L’ancien maire de Trois-Rivières, Yves Lévesque.
L’ancien maire de Trois-Rivières, Yves Lévesque.

L’ancien maire Yves Lévesque défend le projet de colisée

Paule Vermot-Desroches
Paule Vermot-Desroches
Le Nouvelliste
Trois-Rivières — L’ancien maire de Trois-Rivières, Yves Lévesque, a été piqué au vif par les conclusions du rapport du vérificateur général Jacques Bergeron, lui qui soulevait plusieurs questionnements sur la gestion du projet du colisée au District 55. Pour M. Lévesque, qui était à la mairie lorsque la quasi-totalité des décisions liées à ce projet ont été prises, la Ville continue d’être gagnante et de s’enrichir de ce projet qu’il qualifie d’une «opportunité en or».

Alors que Jacques Bergeron soulevait le caractère politique de la décision d’aller de l’avant dans ce projet et l’absence d’une étude de marché pour justifier sa rentabilité, Yves Lévesque insiste pour dire qu’à ce compte-là, aucune municipalité ne construira d’infrastructure s’il faut baser les décisions sur la rentabilité des équipements.

«C’est une décision politique? Évidemment que c’est politique, comme toutes les décisions qu’on prend quand on est un conseil municipal. Quand on décide de faire l’asphalte d’une rue à la place d’une autre, c’est politique. Quand on construit ou qu’on rénove une bibliothèque, c’est politique. On prend des décisions en fonction de notre vision des choses.

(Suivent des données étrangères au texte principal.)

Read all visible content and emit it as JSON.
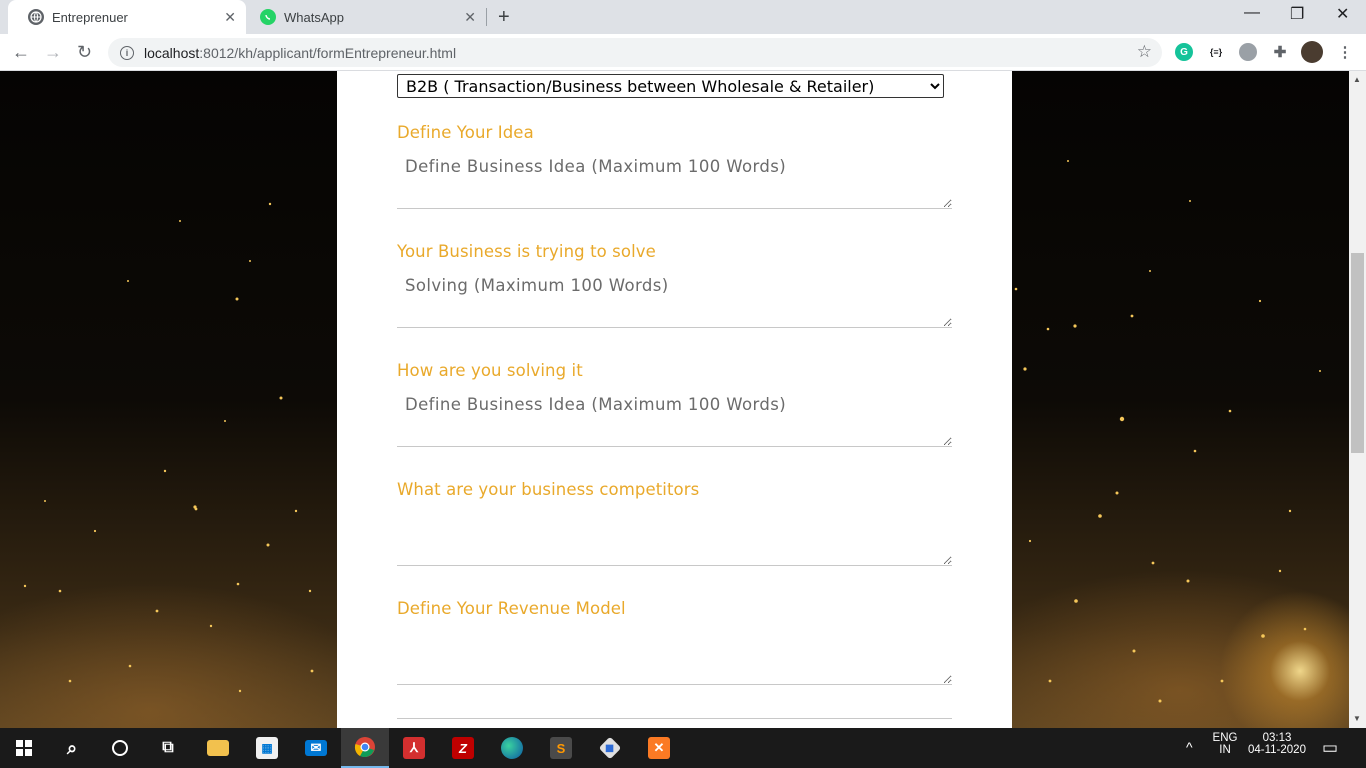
{
  "browser": {
    "tabs": [
      {
        "title": "Entreprenuer",
        "icon": "globe-icon",
        "active": true
      },
      {
        "title": "WhatsApp",
        "icon": "whatsapp-icon",
        "active": false
      }
    ],
    "address": "localhost:8012/kh/applicant/formEntrepreneur.html",
    "address_host": "localhost",
    "address_rest": ":8012/kh/applicant/formEntrepreneur.html"
  },
  "form": {
    "category_selected": "B2B ( Transaction/Business between Wholesale & Retailer)",
    "fields": [
      {
        "label": "Define Your Idea",
        "placeholder": "Define Business Idea (Maximum 100 Words)"
      },
      {
        "label": "Your Business is trying to solve",
        "placeholder": "Solving (Maximum 100 Words)"
      },
      {
        "label": "How are you solving it",
        "placeholder": "Define Business Idea (Maximum 100 Words)"
      },
      {
        "label": "What are your business competitors",
        "placeholder": ""
      },
      {
        "label": "Define Your Revenue Model",
        "placeholder": ""
      }
    ]
  },
  "taskbar": {
    "language": "ENG",
    "region": "IN",
    "time": "03:13",
    "date": "04-11-2020"
  },
  "colors": {
    "label_gold": "#e9a92b",
    "taskbar": "#1a1a1a",
    "tab_strip": "#dee1e6"
  }
}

Le projet de colisée, on en parlait depuis 2008 ou 2009. On s’est positionné politiquement pour dire qu’on le voulait», lance-t-il.

L’absence d’une étude de marché est pour lui un fait qui ne devrait pas être présenté comme une erreur. «On ne fait pas non plus d’étude de marché pour construire une bibliothèque, une salle de spectacle ou un musée. Ce sont des investissements qui ne rapportent pas de profits, mais qui s’inscrivent dans une vision de la Ville, qui veut donner des services à sa population, attirer le tourisme, améliorer la qualité de vie et faire en sorte d’attirer les familles et les travailleurs pour que la ville continue sa croissance. Ça n’a rien à voir avec la rentabilité. Aucun équipement municipal n’est rentable», considère-t-il.

Dans son rapport, le vérificateur général soulève aussi des questions quant au sérieux des plans qualité soumis par l’entrepreneur, faisant notamment référence au fait que seulement 10 % des 400 pieux nécessaires à la construction du colisée ont été testés, ou encore que des fissures seraient présentement apparentes dans le béton.

«Le problème c’est la façon dont il l’amène. Si c’est problématique, écris-le! Mais là on laisse entendre des choses qui peuvent semer le doute, mais qui en réalité répondent à 100 % aux normes. C’est normal qu’on ne teste pas tous les pieux, comme c’est normal que du béton, ça fissure un peu quand ça vient d’être coulé. Dans ce cas-ci, il aurait fallu poser les questions aux experts de la Ville, faire vérifier les informations par une firme indépendante et ensuite, si c’est problématique, oui il faut l’écrire dans le rapport», évoque Yves Lévesque.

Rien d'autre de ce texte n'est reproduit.